The Middle East
The Middle East is a place today where local rivalries are intense, where the vital interests of the United States and the Soviet Union are both involved. Quite obviously, the primary responsibility for achieving a peaceful settlement in the Middle East rests on the nations there themselves. But in this region in particular, it is imperative that the two major powers conduct themselves so as to strengthen the forces of peace rather than to strengthen the forces of war.
Address to the United Nations
October 23, 1970
Vietnam is our most anguishing problem. It is not, however, the most dangerous. That grim distinction must go to the situation in the Middle East, with its vastly greater potential for drawing Soviet policy and our own into a collision that could prove uncontrollable.
There are three distinct and serious aspects of the Middle East problem, each by itself difficult enough to resolve. They cannot, however, be treated in isolation. They have become enmeshed, and each tends to exacerbate and make more intractable the others. The Middle East crisis must be recognized as the product of these three dimensions:
- The Arab-Israeli conflict, which for more than twenty years has festered when it has not burned. It is the core problem of the Middle East crisis, and its intensity today is undiminished.
- Intra-Arab differences, which focus primarily on whether a negotiated settlement of the Israeli conflict is acceptable or whether force is the only solution.

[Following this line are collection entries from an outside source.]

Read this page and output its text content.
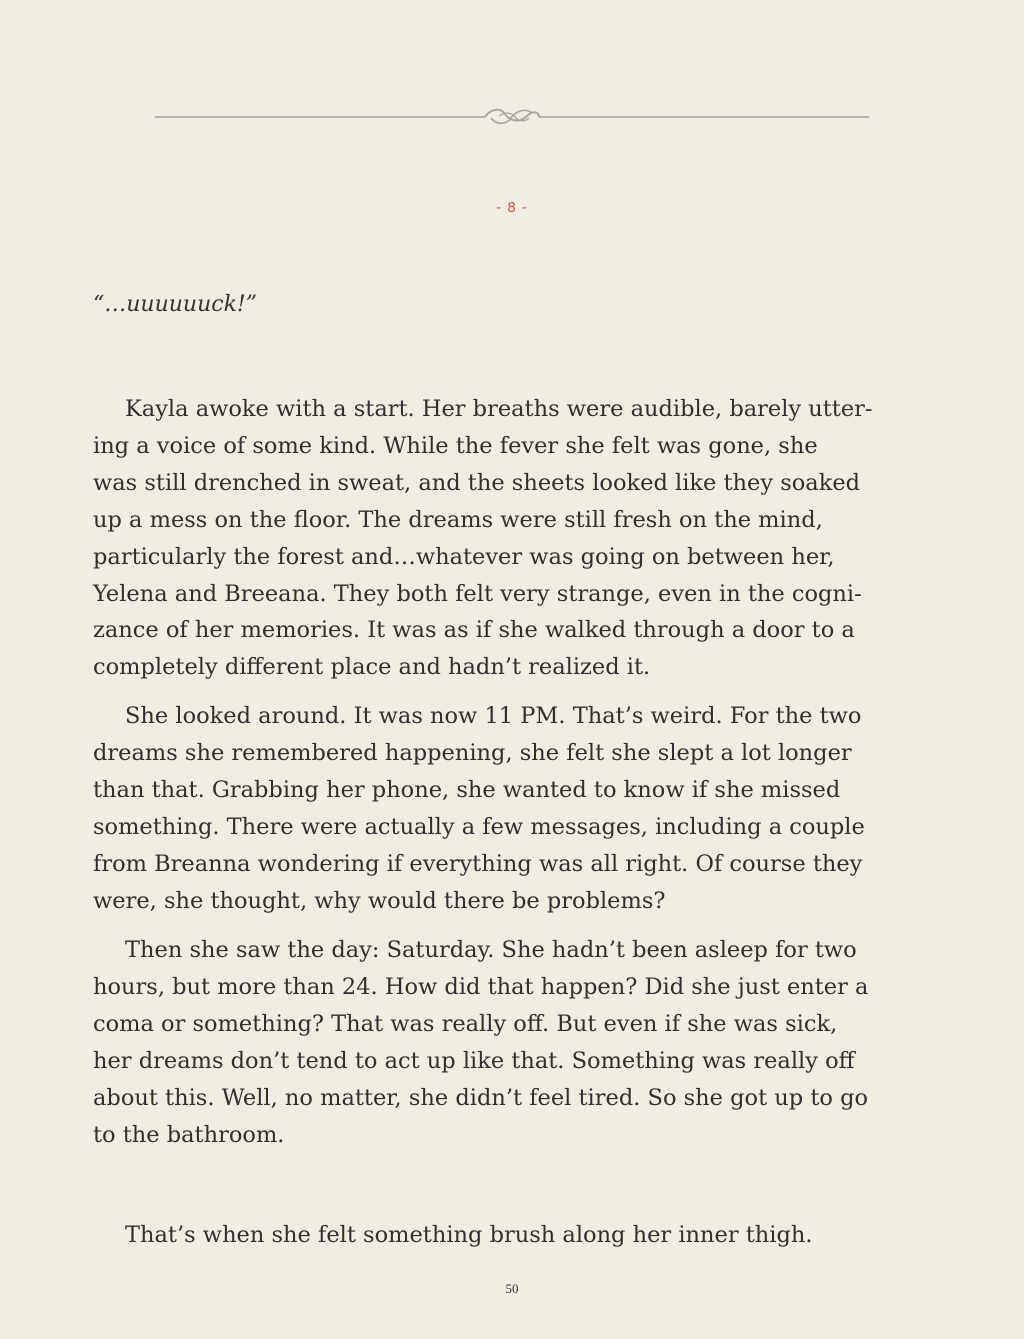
- 8 -
“…uuuuuuck!”

Kayla awoke with a start. Her breaths were audible, barely utter-
ing a voice of some kind. While the fever she felt was gone, she
was still drenched in sweat, and the sheets looked like they soaked
up a mess on the floor. The dreams were still fresh on the mind,
particularly the forest and…whatever was going on between her,
Yelena and Breeana. They both felt very strange, even in the cogni-
zance of her memories. It was as if she walked through a door to a
completely different place and hadn’t realized it.

She looked around. It was now 11 PM. That’s weird. For the two
dreams she remembered happening, she felt she slept a lot longer
than that. Grabbing her phone, she wanted to know if she missed
something. There were actually a few messages, including a couple
from Breanna wondering if everything was all right. Of course they
were, she thought, why would there be problems?

Then she saw the day: Saturday. She hadn’t been asleep for two
hours, but more than 24. How did that happen? Did she just enter a
coma or something? That was really off. But even if she was sick,
her dreams don’t tend to act up like that. Something was really off
about this. Well, no matter, she didn’t feel tired. So she got up to go
to the bathroom.

That’s when she felt something brush along her inner thigh.

50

There are also differences over how Arab nations should be governed, which have led more than once to civil conflict. And there are rivalries growing out of disagreement about the relation of Arab states to each other in the quest for unity in the Arab world.
- The conflict between the interests of the Soviet Union and the United States, each of which is now more deeply than ever engaged in the Arab-Israeli conflict. Events surrounding the hostilities in Jordan in September showed how fragile are the barriers to direct great power confrontation in the Middle East.
America's interest in the Middle East-and the world's interest- is that the global structure of peace not be allowed to break down there. But this objective has to be pursued in a situation in rapid flux:
The relationship between Middle East countries and outside powers has changed. The system of outside control that characterized the nineteenth and first half of the twentieth centuries is gone; the peoples of the Near East have achieved national independence. There is a continuing search for a new balance between the strong nationalisms of the area and outside forces.
The character of the outside influences has changed. The nations of the Middle East must now come to terms on various levels with the technological, capital, political and military presence of the United States; with a new projection of Soviet power, and with a new Europe establishing economic association through the Common Market with a number of nations in the area.
The relationship among the outside powers has changed. With lines between the U.S. and the Soviet Union firmly drawn in Europe, their contest has spilled over to the south where no such lines exist and where local conflict and rapid change draw them into new competition. This takes place against a background of changes in their own global strategic relationship and changes in their respective national postures toward global involvement.